This report follows the Higher classification/professional employee award reliance qualitative research: Interim report and consolidates the findings from data collected over a 12 month period. This report examines the nature of employment arrangements and conditions of award-reliant employees at higher classifications and the persistence of award reliance over time.
The findings depict the advantages and disadvantages of award-reliant employment as reported by participants. The findings also examine the intentions of participants to pursue an over-award arrangement, either through a change to their wage-setting arrangements in their current workplace or through seeking alternative employment. These intentions were found to be principally shaped by their need to pursue higher wages/wage increases which was related to the reliance they had on their award wage to meet their living costs. Participants with no critical need to increase their wage income were content to maintain their award-reliant arrangement. Participants who had a need to increase their wage at a faster or greater rate than the award provided for tended to be discontent with their award reliance and typically expected their tenure under their award-reliant arrangement would be relatively short.
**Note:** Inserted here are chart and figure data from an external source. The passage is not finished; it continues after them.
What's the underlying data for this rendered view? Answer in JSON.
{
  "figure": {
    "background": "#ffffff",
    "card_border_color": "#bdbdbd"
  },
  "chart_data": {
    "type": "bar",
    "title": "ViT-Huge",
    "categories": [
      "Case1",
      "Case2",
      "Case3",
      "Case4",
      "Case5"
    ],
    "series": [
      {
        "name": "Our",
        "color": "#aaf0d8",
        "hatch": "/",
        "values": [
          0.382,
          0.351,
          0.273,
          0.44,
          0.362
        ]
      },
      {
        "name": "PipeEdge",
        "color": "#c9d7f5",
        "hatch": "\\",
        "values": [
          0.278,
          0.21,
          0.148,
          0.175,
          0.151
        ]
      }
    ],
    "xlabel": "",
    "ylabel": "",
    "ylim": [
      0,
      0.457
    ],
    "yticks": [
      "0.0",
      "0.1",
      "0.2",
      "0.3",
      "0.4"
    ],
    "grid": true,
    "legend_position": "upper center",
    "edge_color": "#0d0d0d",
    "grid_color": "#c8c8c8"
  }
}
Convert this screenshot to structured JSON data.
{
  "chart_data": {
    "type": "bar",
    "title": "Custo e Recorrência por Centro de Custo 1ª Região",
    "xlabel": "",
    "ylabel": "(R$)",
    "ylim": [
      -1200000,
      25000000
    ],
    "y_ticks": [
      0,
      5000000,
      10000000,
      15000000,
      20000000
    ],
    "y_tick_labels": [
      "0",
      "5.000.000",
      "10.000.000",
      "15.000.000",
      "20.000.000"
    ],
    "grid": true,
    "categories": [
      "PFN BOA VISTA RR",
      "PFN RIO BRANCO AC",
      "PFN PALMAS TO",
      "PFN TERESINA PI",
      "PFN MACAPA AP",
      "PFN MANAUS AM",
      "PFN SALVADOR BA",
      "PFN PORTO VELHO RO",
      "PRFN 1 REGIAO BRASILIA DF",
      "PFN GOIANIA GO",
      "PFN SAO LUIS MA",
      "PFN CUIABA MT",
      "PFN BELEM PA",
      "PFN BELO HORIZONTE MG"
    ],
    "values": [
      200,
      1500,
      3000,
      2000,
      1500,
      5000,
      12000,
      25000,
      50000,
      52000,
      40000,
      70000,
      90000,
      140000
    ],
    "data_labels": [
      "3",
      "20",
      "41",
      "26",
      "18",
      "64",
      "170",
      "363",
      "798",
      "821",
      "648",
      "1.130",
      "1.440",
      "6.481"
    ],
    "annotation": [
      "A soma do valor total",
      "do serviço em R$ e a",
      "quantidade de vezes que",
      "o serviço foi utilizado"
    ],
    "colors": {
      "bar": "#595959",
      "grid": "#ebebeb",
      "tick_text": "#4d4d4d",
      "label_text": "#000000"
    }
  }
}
Over the duration of the study, most participants experienced some form of change in their award-reliant employment. Only a small number of participants left their award-reliant employment over the course of the study, despite the intentions of several more to do so. The barriers to pursing and achieving over-award arrangements included perceptions that their employer would not welcome a discussion about wages and wage progression and that they would not be significantly better off if they pursued an over-award arrangement through alternative employment.